Выбрать главу

Но я обязательно скажу ему, что за всю мою короткую, но насыщенную событиями жизнь у меня было всего три великих учителя [Двумя другими были Гораций Уильямс, заведующий кафедрой философии, и Эдвин Гринлоу, заведующий кафедрой английского языка в университете Северной Каролины] и что вы – один из них. Гарвард, каким бы прекрасным он ни был, пока не смог представить ни одного кандидата в мой собственный Зал славы, хотя я надеюсь в течение еще одного года выдвинуть и избрать четвертого.

Эта балльная система отбора учителей – пережиток варварства, – когда я сравниваю вас не только по фактической культуре, но и по более важному качеству – стимулировать и вдохновлять любовь к прекрасной литературе в сердце, уме и душе [того] мальчика, которому посчастливилось выбрать вас в качестве учителя (моя фраза становится глухой; мне нужно сделать свежее дыхание), – когда я сравниваю вас в этих отношениях со средним выпускником колледжа, сравнения, как говорит миссис Малапроп, [Миссис Малапроп – персонаж комедии Ричарда Шеридана «Соперники» (1775), отмеченный за неправильное употребление слов. «Упрямство, как аллегория на берегах Нила» – одно из ее грубых злоупотреблений] становятся неприятно пахнущими. Миссис Робертс, невозможно оценить то влияние, которое вы оказали на меня и на весь ход моей жизни; что сделано, то сделано, каждый день заставляет меня все яснее видеть, насколько огромным было это влияние, и я знаю, что в последний день своей жизни я буду еще более категоричен в этом вопросе, чем сейчас.

Ваша дружба и дружба мистера Робертса, ваша вера и надежда на меня, одно из самых дорогих достояний моей жизни, причиняют мне ужасные страдания в те моменты, когда я сомневаюсь в себе и думаю, не обманулись ли вы во мне. Да, я действительно корчился в своих простынях мертвой темной ночью, думая об этом и только об этом. Это было моим ярмом и будет оставаться моим бременем – терпеть побои страстного, порой почти неконтролируемого темперамента, но, так или иначе, этим летом в своем одиночестве и отчаянии я положил руку на горло мистеру Хайду и верю, что с Божьей милостью и помощью теперь буду спокойно плыть по волнам.

Вы постоянно читаете. Что ж, я тоже. Любопытно, что, когда вы написали мне, что читаете эссе Фрэнсиса Томпсона [Фрэнсис Томпсон (1859-1907), английский поэт] о Шелли, я занимался другим, лучшим делом, то есть читал Шелли.

Я перечитал «Аластер» [«Аластер, или Дух одиночества» (1816), поэма Перси Шелли (1792-1822)] и «Адонаис» [«Адонаис» (1821) элегия Шелли.
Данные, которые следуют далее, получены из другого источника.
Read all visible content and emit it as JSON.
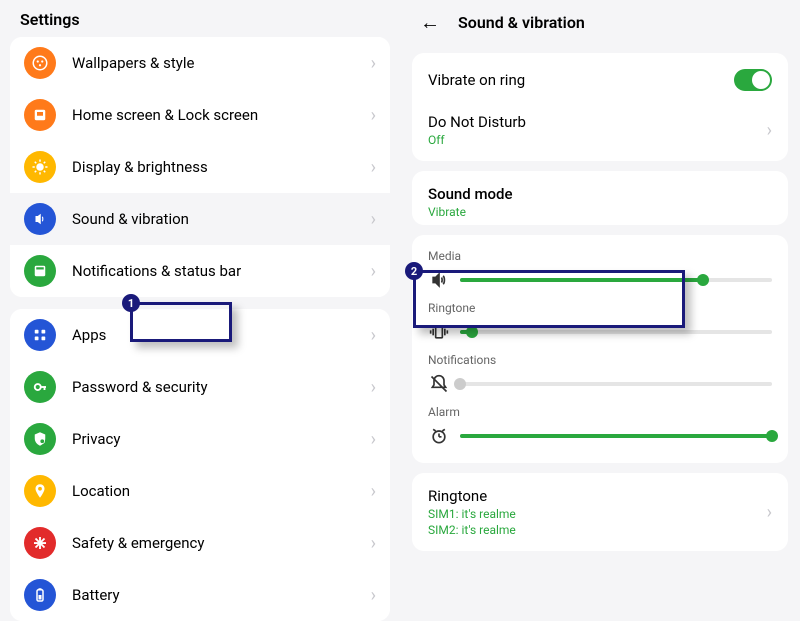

Когда Китс умер в 1821 году, Шелли был вынужден сочинить эту элегию для своего друга. Считается одной из величайших элегий на английском языке] несколько дней назад и был невыразимо взволнован этой могучей поэзией. Я не думаю, что кто-либо когда-либо говорил такие огромные и мощные вещи таким огромным и мощным способом, как Шелли.

Когда я прочитал следующее (из «Адонаиса»), мои чувства находились между диким воплем и рыданиями, настолько глубоко это меня взволновало:

Жить одному, скончаться тьмам несметным.

Свет вечен, смертны полчища теней.

Жизнь – лишь собор, чьим стеклам разноцветным

Дано пятнать во множестве огней

Блеск белизны, которая видней,

Когда раздроблен смертью свод поддельный,

И тот, кто хочет жить, стремится к ней.

(Перевод В. Микушевича)

Простите, что цитирую эти известные строки, но когда человек может так говорить, мир становится буквально его подножием.

Я прихожу в ярость, когда слышу, как ежедневно разглагольствуют о том, что такой человек, как Шелли, оторван от жизни и реальности и назван собирателем облаков, а автор развратных пьес Уайчерли или Конгрив превозносит его за бесконечное знание жизни. Какая гниль! Те, кто проводит свою жизнь, рыская по свинарникам, пользуются благосклонностью бездумных, а те, кто придерживается [ – ?] взгляда на вещи или, как Шелли, отождествляет себя с ветром – «вечным, стремительным и гордым», – подвергаются осмеянию, потому что не хотят остаться, чтобы их обули!